Mementos vs Minimalism

Updated: Oct 15, 2018


by Carmel MacPherson

For me, one of my favorite past-times is to bring back with me a memento from my travels—something that will take me back to that special place or experience when I look at it, hold it, use it.


I like to gaze at two beautiful blue vases that are now on my window sill. I am suddenly back inside a small shed in a remote northern part of the western coast of Scotland. It was here that my road-trip companion, Annie, and I saw a hand-written sign on the side of the road that took us up a road, then a track and finally to a private property where we found these beautiful objects (along with views that were breathtaking). I left with two blue vases, wondering how on earth I was going to get them back to Australia unbroken.


Back in Canberra, I picked up a small yellow vase, and I am back inside the place I bought it—the Forbidden City in Beijing!

I imagine what everyday life must have been like when it was filled with gorgeous gardens and an elite who could never imagine a person like me, from a continent they had never heard of, standing where they lived and loved, gazing at some of the same old trees that they gazed upon.


And then there is the Spode plate I found in a remote part of Utah when Annie and I were road-tripping from Boise to Los Angeles via Yosemite and Death Valley. If I turn slightly I can now see three items: one was bought in Los Angeles many years ago and was made by Adam Cramer, a very talented sculptor from Los Angeles.

Artist: Adam Cramer

Another is a thin circular vase on a stand that I found at the back of a shelf in a fishing village one hour south of Venice. I knew that it was a perfect book-end to Adam’s stunning sculpture. Between the two are a number of 'single flower' vases I bought at Fallingwater—that amazing house built in rural southern Pennsylvania by Frank Lloyd Wright. This was another road trip with Annie from Pittsburgh to northern Arkansas.

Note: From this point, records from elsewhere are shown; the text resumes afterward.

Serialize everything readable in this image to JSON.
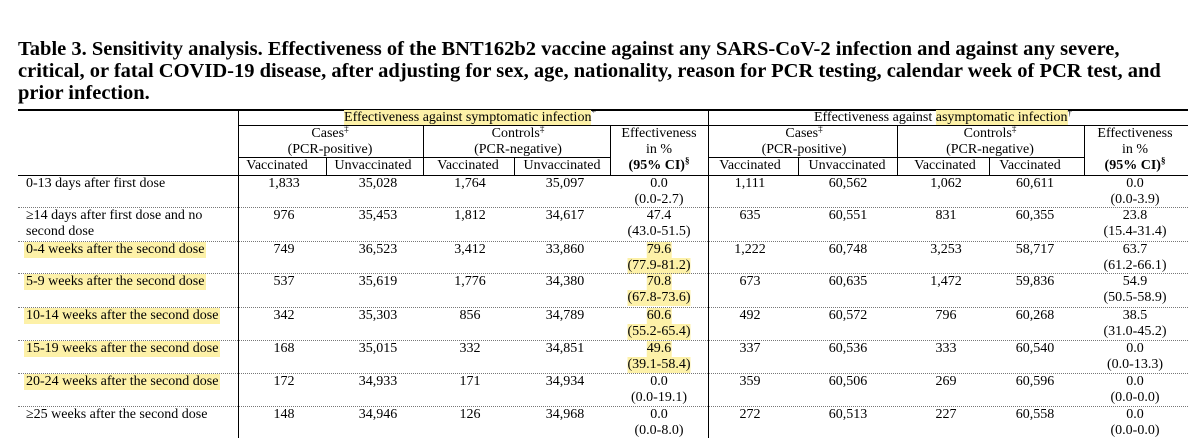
{
  "title": "Table 3. Sensitivity analysis. Effectiveness of the BNT162b2 vaccine against any SARS-CoV-2 infection and against any severe, critical, or fatal COVID-19 disease, after adjusting for sex, age, nationality, reason for PCR testing, calendar week of PCR test, and prior infection.",
  "headers": {
    "group_symptomatic": "Effectiveness against symptomatic infection",
    "group_symptomatic_mark": "*",
    "group_asymptomatic_prefix": "Effectiveness against ",
    "group_asymptomatic": "asymptomatic infection",
    "group_asymptomatic_mark": "†",
    "cases": "Cases",
    "cases_mark": "‡",
    "cases_sub": "(PCR-positive)",
    "controls": "Controls",
    "controls_mark": "‡",
    "controls_sub": "(PCR-negative)",
    "eff_line1": "Effectiveness",
    "eff_line2": "in %",
    "eff_line3": "(95% CI)",
    "eff_mark": "§",
    "vaccinated": "Vaccinated",
    "unvaccinated": "Unvaccinated",
    "controls_col2_asym": "Vaccinated"
  },
  "rows": [
    {
      "label": "0-13 days after first dose",
      "hl": false,
      "s": [
        "1,833",
        "35,028",
        "1,764",
        "35,097"
      ],
      "se": "0.0",
      "sci": "(0.0-2.7)",
      "shl": false,
      "a": [
        "1,111",
        "60,562",
        "1,062",
        "60,611"
      ],
      "ae": "0.0",
      "aci": "(0.0-3.9)"
    },
    {
      "label": "≥14 days after first dose and no",
      "label2": "second dose",
      "hl": false,
      "s": [
        "976",
        "35,453",
        "1,812",
        "34,617"
      ],
      "se": "47.4",
      "sci": "(43.0-51.5)",
      "shl": false,
      "a": [
        "635",
        "60,551",
        "831",
        "60,355"
      ],
      "ae": "23.8",
      "aci": "(15.4-31.4)"
    },
    {
      "label": "0-4 weeks after the second dose",
      "hl": true,
      "s": [
        "749",
        "36,523",
        "3,412",
        "33,860"
      ],
      "se": "79.6",
      "sci": "(77.9-81.2)",
      "shl": true,
      "a": [
        "1,222",
        "60,748",
        "3,253",
        "58,717"
      ],
      "ae": "63.7",
      "aci": "(61.2-66.1)"
    },
    {
      "label": "5-9 weeks after the second dose",
      "hl": true,
      "s": [
        "537",
        "35,619",
        "1,776",
        "34,380"
      ],
      "se": "70.8",
      "sci": "(67.8-73.6)",
      "shl": true,
      "a": [
        "673",
        "60,635",
        "1,472",
        "59,836"
      ],
      "ae": "54.9",
      "aci": "(50.5-58.9)"
    },
    {
      "label": "10-14 weeks after the second dose",
      "hl": true,
      "s": [
        "342",
        "35,303",
        "856",
        "34,789"
      ],
      "se": "60.6",
      "sci": "(55.2-65.4)",
      "shl": true,
      "a": [
        "492",
        "60,572",
        "796",
        "60,268"
      ],
      "ae": "38.5",
      "aci": "(31.0-45.2)"
    },
    {
      "label": "15-19 weeks after the second dose",
      "hl": true,
      "s": [
        "168",
        "35,015",
        "332",
        "34,851"
      ],
      "se": "49.6",
      "sci": "(39.1-58.4)",
      "shl": true,
      "a": [
        "337",
        "60,536",
        "333",
        "60,540"
      ],
      "ae": "0.0",
      "aci": "(0.0-13.3)"
    },
    {
      "label": "20-24 weeks after the second dose",
      "hl": true,
      "s": [
        "172",
        "34,933",
        "171",
        "34,934"
      ],
      "se": "0.0",
      "sci": "(0.0-19.1)",
      "shl": false,
      "a": [
        "359",
        "60,506",
        "269",
        "60,596"
      ],
      "ae": "0.0",
      "aci": "(0.0-0.0)"
    },
    {
      "label": "≥25 weeks after the second dose",
      "hl": false,
      "s": [
        "148",
        "34,946",
        "126",
        "34,968"
      ],
      "se": "0.0",
      "sci": "(0.0-8.0)",
      "shl": false,
      "a": [
        "272",
        "60,513",
        "227",
        "60,558"
      ],
      "ae": "0.0",
      "aci": "(0.0-0.0)"
    }
  ]
}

My kitchen plates are a totally disparate collection of plates and bowls that I have collected from strange places all over the world, and every time I use one of them I am back on that road, in that town, village or city, and I am smiling.


Dorothy Dunnet’s spirit (author of the brilliant Lymond Chronicles) sits beside me now as I glance at the bowl I bought in the wilds of Turkey.

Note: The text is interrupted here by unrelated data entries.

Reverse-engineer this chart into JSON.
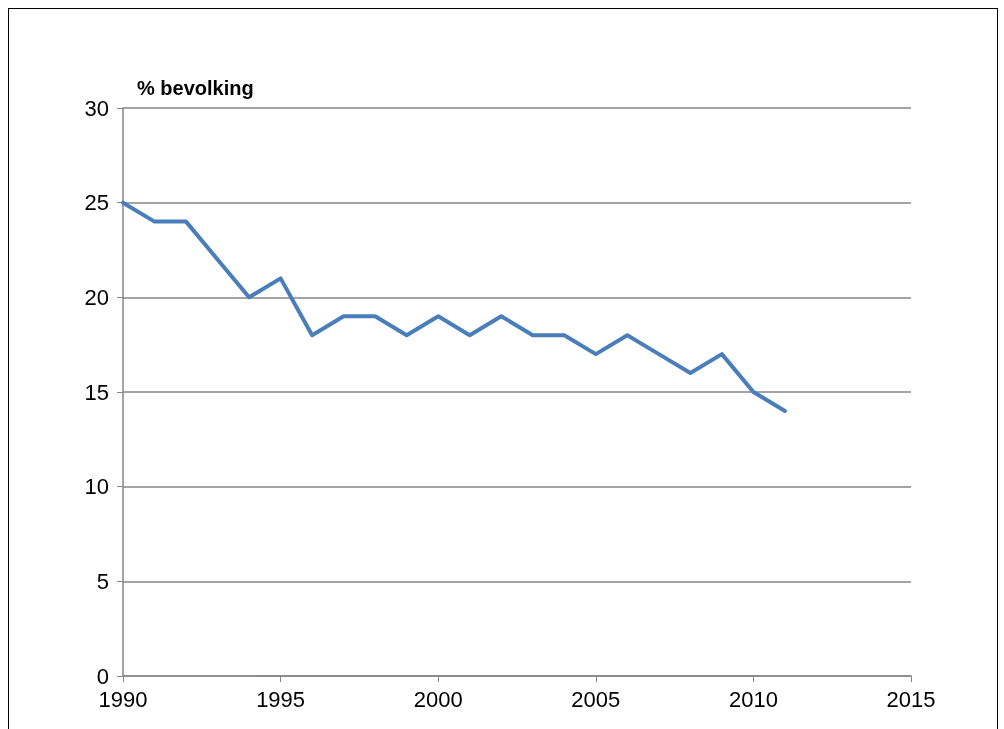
{
  "chart_data": {
    "type": "line",
    "ylabel": "% bevolking",
    "x": [
      1990,
      1991,
      1992,
      1993,
      1994,
      1995,
      1996,
      1997,
      1998,
      1999,
      2000,
      2001,
      2002,
      2003,
      2004,
      2005,
      2006,
      2007,
      2008,
      2009,
      2010,
      2011
    ],
    "series": [
      {
        "color": "#4a7ebb",
        "values": [
          25,
          24,
          24,
          22,
          20,
          21,
          18,
          19,
          19,
          18,
          19,
          18,
          19,
          18,
          18,
          17,
          18,
          17,
          16,
          17,
          15,
          14
        ]
      }
    ],
    "xlim": [
      1990,
      2015
    ],
    "xticks": [
      1990,
      1995,
      2000,
      2005,
      2010,
      2015
    ],
    "ylim": [
      0,
      30
    ],
    "yticks": [
      0,
      5,
      10,
      15,
      20,
      25,
      30
    ],
    "grid": "y",
    "marker": "none",
    "line_style": "solid"
  }
}
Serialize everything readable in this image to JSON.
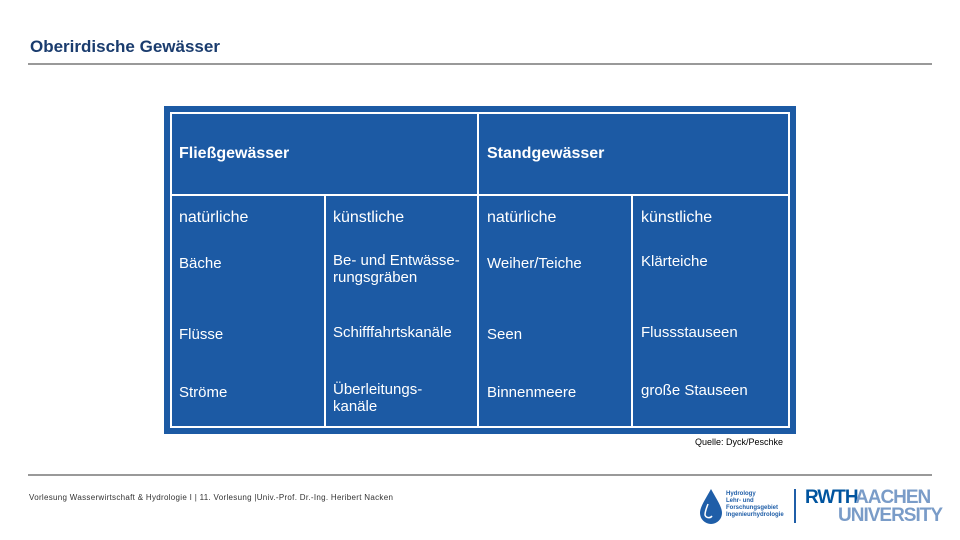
{
  "header": {
    "title": "Oberirdische Gewässer"
  },
  "table": {
    "groups": [
      "Fließgewässer",
      "Standgewässer"
    ],
    "columns": [
      "natürliche",
      "künstliche",
      "natürliche",
      "künstliche"
    ],
    "rows": [
      [
        "Bäche",
        "Be- und Entwässe-\nrungsgräben",
        "Weiher/Teiche",
        "Klärteiche"
      ],
      [
        "Flüsse",
        "Schifffahrtskanäle",
        "Seen",
        "Flussstauseen"
      ],
      [
        "Ströme",
        "Überleitungs-\nkanäle",
        "Binnenmeere",
        "große Stauseen"
      ]
    ]
  },
  "source": "Quelle: Dyck/Peschke",
  "footer": {
    "text": "Vorlesung Wasserwirtschaft & Hydrologie I | 11. Vorlesung |Univ.-Prof. Dr.-Ing. Heribert Nacken"
  },
  "logos": {
    "hydrology": [
      "Hydrology",
      "Lehr- und",
      "Forschungsgebiet",
      "Ingenieurhydrologie"
    ],
    "rwth": [
      "RWTH",
      "AACHEN",
      "UNIVERSITY"
    ]
  }
}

In my mind's eye, I am now in the Topkapi Palace in Constantinople where Dorothy took me so many decades ago as part of the travels of her hero, Frances Crawford. Dorothy is the reason I even went to Turkey! I fiddle with the lapus-lazuli ring I bought at a second-hand shop in Chicago and remember Frances’s words to Phillipa:

I shall send gems of lapis lazuli: I shall make her fields into vineyards and her love into orchards…”

I love soaps! For the past month I have been bathing in Loch Lomond! Well, not quite, but the sensual soap I bought at Loch Lomond fills the bathroom, and I am smiling.

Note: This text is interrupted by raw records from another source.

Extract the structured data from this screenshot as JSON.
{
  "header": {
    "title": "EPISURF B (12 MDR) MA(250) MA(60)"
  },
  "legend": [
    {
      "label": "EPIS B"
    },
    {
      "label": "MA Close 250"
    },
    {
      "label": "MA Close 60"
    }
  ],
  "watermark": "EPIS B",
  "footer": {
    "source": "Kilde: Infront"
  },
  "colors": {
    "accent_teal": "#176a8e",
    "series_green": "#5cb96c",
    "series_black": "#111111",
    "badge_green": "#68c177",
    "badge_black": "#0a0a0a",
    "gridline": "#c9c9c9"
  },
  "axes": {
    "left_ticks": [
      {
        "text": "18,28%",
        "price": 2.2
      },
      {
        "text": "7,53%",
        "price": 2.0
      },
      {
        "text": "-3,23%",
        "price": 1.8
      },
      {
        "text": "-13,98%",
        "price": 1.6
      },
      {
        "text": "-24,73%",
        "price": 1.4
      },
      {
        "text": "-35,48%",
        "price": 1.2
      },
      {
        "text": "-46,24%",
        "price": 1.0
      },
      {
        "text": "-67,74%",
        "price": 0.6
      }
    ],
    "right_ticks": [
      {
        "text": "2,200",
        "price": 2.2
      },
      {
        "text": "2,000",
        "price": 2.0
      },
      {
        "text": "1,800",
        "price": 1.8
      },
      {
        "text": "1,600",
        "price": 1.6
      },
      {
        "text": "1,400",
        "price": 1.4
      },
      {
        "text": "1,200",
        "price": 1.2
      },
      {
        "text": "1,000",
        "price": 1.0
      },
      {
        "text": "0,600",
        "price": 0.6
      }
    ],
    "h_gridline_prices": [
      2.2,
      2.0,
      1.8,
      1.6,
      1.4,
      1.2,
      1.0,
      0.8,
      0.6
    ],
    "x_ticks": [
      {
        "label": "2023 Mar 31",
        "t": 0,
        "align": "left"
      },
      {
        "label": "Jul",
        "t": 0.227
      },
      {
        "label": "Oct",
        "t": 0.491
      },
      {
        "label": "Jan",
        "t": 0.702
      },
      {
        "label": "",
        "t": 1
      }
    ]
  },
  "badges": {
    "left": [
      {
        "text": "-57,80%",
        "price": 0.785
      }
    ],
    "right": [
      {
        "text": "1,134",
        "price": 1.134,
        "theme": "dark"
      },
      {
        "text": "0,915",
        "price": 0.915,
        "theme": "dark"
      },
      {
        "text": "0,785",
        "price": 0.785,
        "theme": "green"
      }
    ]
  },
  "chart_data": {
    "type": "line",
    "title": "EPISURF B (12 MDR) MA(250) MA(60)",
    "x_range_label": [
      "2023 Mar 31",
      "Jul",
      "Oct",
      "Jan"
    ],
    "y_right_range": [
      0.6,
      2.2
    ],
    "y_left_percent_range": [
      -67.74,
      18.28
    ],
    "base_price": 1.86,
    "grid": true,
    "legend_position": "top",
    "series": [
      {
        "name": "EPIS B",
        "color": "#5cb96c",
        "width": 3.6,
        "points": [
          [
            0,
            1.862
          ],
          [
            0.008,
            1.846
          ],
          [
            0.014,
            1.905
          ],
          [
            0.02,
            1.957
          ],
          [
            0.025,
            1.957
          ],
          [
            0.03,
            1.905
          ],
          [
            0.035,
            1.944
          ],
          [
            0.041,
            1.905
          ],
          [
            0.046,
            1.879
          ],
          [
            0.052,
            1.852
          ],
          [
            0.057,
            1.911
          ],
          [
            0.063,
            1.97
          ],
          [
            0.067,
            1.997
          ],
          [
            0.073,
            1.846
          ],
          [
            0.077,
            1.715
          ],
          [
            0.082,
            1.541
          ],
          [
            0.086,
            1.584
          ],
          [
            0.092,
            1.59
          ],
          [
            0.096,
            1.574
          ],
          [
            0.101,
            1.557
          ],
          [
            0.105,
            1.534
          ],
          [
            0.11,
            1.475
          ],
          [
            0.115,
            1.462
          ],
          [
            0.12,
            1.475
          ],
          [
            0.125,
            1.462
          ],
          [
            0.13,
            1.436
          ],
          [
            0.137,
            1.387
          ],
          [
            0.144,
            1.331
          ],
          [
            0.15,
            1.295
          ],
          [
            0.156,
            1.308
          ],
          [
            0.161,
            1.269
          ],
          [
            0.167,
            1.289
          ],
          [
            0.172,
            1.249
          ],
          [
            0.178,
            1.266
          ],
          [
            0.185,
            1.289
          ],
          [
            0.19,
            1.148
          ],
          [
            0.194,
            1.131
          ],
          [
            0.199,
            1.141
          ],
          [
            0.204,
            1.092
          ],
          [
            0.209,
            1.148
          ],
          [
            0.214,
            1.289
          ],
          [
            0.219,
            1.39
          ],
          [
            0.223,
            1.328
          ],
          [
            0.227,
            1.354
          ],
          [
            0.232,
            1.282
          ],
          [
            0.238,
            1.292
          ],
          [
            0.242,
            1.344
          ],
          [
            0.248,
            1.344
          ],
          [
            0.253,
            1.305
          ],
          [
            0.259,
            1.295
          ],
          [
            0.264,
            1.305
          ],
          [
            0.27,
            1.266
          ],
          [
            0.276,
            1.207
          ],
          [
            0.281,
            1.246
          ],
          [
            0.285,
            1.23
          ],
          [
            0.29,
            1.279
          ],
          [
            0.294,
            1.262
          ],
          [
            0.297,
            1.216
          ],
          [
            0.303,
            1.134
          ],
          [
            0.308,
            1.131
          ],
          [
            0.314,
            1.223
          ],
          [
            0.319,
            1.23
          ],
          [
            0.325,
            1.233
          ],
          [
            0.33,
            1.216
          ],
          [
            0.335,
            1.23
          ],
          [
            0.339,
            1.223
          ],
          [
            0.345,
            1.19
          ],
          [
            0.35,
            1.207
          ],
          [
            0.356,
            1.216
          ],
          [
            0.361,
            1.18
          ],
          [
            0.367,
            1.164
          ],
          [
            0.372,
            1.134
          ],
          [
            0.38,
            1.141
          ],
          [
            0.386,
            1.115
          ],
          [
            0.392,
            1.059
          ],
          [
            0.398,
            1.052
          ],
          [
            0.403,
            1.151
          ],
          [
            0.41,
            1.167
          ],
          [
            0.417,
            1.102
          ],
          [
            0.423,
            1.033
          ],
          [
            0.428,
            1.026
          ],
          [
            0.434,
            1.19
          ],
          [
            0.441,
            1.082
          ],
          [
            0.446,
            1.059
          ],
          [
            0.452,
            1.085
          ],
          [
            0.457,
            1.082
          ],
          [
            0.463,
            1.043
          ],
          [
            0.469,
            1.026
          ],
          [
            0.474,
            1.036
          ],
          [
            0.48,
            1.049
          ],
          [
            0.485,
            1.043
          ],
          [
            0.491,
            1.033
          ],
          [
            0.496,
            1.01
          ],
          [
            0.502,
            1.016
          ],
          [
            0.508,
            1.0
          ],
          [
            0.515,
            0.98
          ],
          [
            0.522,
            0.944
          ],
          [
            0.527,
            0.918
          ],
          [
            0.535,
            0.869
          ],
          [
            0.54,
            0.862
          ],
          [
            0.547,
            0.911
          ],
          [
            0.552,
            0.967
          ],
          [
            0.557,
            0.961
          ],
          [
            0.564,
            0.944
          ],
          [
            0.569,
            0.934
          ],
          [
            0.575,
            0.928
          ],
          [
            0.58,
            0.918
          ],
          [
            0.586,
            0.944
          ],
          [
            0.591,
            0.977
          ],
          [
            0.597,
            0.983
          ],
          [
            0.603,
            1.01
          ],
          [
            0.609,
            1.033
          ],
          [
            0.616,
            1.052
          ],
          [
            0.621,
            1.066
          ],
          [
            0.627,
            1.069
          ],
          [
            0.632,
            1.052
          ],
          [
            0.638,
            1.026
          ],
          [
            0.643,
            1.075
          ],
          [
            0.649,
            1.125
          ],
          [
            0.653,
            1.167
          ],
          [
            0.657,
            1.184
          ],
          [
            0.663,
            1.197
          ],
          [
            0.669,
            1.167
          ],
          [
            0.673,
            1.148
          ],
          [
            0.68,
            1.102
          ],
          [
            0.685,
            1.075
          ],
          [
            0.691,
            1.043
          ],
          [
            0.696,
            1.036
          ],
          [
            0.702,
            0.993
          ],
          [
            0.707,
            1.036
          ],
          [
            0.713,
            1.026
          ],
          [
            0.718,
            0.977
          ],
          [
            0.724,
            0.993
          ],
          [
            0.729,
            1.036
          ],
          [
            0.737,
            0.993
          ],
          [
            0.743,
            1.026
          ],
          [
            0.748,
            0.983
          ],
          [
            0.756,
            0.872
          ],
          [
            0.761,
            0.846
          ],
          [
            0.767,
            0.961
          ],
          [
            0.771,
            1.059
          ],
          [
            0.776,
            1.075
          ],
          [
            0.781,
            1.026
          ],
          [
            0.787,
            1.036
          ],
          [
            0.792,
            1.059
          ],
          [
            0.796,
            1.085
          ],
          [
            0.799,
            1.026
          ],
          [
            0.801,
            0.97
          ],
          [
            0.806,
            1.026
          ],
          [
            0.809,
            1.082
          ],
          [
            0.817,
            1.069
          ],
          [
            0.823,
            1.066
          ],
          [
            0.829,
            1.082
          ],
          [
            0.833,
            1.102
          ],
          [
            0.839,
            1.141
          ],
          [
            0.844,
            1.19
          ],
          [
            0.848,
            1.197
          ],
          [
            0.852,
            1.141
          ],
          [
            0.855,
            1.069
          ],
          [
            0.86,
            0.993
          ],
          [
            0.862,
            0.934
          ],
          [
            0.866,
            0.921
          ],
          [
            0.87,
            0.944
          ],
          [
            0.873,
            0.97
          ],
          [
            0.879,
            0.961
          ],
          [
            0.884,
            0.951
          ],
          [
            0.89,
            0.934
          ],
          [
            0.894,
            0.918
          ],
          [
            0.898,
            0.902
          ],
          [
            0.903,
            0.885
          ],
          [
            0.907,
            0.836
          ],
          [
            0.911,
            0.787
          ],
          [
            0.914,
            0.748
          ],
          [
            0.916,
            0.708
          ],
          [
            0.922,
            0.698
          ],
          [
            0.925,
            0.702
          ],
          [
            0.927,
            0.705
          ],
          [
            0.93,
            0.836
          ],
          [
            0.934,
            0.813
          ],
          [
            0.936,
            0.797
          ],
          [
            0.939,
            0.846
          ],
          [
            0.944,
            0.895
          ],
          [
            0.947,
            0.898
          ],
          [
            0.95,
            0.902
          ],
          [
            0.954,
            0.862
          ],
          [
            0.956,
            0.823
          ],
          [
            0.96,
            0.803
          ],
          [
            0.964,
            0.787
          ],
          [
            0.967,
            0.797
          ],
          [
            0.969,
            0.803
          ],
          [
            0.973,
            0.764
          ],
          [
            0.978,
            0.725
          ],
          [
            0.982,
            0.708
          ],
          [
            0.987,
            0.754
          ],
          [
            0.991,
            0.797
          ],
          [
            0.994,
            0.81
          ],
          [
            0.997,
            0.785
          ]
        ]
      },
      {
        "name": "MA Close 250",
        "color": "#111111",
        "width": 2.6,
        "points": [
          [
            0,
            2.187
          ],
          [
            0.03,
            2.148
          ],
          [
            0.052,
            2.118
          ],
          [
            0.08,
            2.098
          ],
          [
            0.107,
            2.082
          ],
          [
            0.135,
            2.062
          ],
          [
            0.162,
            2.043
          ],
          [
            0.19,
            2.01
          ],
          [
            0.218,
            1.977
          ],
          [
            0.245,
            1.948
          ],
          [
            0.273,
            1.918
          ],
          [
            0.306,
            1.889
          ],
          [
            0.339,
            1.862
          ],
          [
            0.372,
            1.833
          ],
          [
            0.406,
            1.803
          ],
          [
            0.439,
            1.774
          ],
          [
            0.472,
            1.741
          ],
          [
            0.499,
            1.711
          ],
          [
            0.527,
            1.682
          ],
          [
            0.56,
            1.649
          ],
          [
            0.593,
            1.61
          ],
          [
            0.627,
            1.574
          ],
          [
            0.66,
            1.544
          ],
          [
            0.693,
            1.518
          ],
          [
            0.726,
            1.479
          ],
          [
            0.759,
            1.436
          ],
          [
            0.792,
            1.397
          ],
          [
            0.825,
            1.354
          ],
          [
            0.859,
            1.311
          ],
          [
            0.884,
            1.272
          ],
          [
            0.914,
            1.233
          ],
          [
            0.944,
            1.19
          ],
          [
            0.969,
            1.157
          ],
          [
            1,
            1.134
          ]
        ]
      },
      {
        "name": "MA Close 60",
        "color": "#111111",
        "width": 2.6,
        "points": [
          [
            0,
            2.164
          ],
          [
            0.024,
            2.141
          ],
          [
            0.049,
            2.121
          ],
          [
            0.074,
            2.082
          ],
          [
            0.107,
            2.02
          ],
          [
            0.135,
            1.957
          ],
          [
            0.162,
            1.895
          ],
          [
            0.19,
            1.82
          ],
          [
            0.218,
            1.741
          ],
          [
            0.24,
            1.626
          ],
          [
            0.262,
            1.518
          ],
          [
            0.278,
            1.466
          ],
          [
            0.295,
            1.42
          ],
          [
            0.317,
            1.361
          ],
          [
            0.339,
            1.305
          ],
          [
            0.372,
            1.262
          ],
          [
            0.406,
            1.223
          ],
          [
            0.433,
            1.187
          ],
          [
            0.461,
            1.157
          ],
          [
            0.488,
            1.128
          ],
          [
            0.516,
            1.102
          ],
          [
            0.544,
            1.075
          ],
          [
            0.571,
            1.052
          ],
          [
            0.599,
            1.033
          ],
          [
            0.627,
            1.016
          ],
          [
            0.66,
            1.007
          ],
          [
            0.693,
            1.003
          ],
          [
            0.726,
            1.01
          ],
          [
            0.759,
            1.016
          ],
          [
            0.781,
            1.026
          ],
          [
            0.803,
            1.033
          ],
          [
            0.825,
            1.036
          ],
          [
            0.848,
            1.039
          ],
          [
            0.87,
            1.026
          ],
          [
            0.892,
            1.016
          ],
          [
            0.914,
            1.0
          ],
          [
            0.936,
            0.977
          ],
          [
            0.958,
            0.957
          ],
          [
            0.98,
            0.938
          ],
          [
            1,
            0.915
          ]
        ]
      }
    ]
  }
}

I look at my grand-daughter’s gifts for her 18th birthday—a collection gathered over 12 months from many places: some clothing from Lake Como and the Galleries Lafayette in Paris. Annie and I were only in the Galleries Lafayette because we wanted to see the beautiful stained-glass dome in the Tea Room.

Back at home I pick up a mug I bought at the Palais Garnier. Every time I drink from it I am back at that gloriously extravagant building, not only re-living scenes from Highlander that were shot there but also re-watching the ballet dancers rehearsing for some grand performance.


For decades I have been a Richard III fan and was overwhelmed when his body was rediscovered. As I sip my Lady Grey tea and wrap my hands around my mug I am back in Leicester Cathedral, paying homage at the new tomb of the last Plantagenet king of England.

I won’t even go into my many scarves. They wrap me up in memories of the Musee de Cluny or that little shop on the Royal Mile in Edinburgh. What a find those 3 ruby glass dishes were from a boot sale in Queens—and a little white dish from a market in Rome—and beautiful books all loved and read by another decades (and centuries) ago!


So, where does minimalism come into this? Recently I radically downsized to a 1-bedroom apartment in Canberra. I love the concept of minimalism from a sustainability point of view and agree that we have too much 'stuff.' I have ruthlessly culled my wardrobe, art works, books (!!!), and crockery. Every month I take more items to local thrift shops.


I understand why some find it very easy: the more mind-driven, pragmatic and adaptable. I am adaptable, like change and variety, but am heart-driven. This will never change and thus, I fear, I will continue to bring home with me items that are rich in memories and make me smile.


For me, one of my favorite past-times is to bring back with me a memento from my travels—something that will take me back to that special place or experience when I look at it, hold it, use it.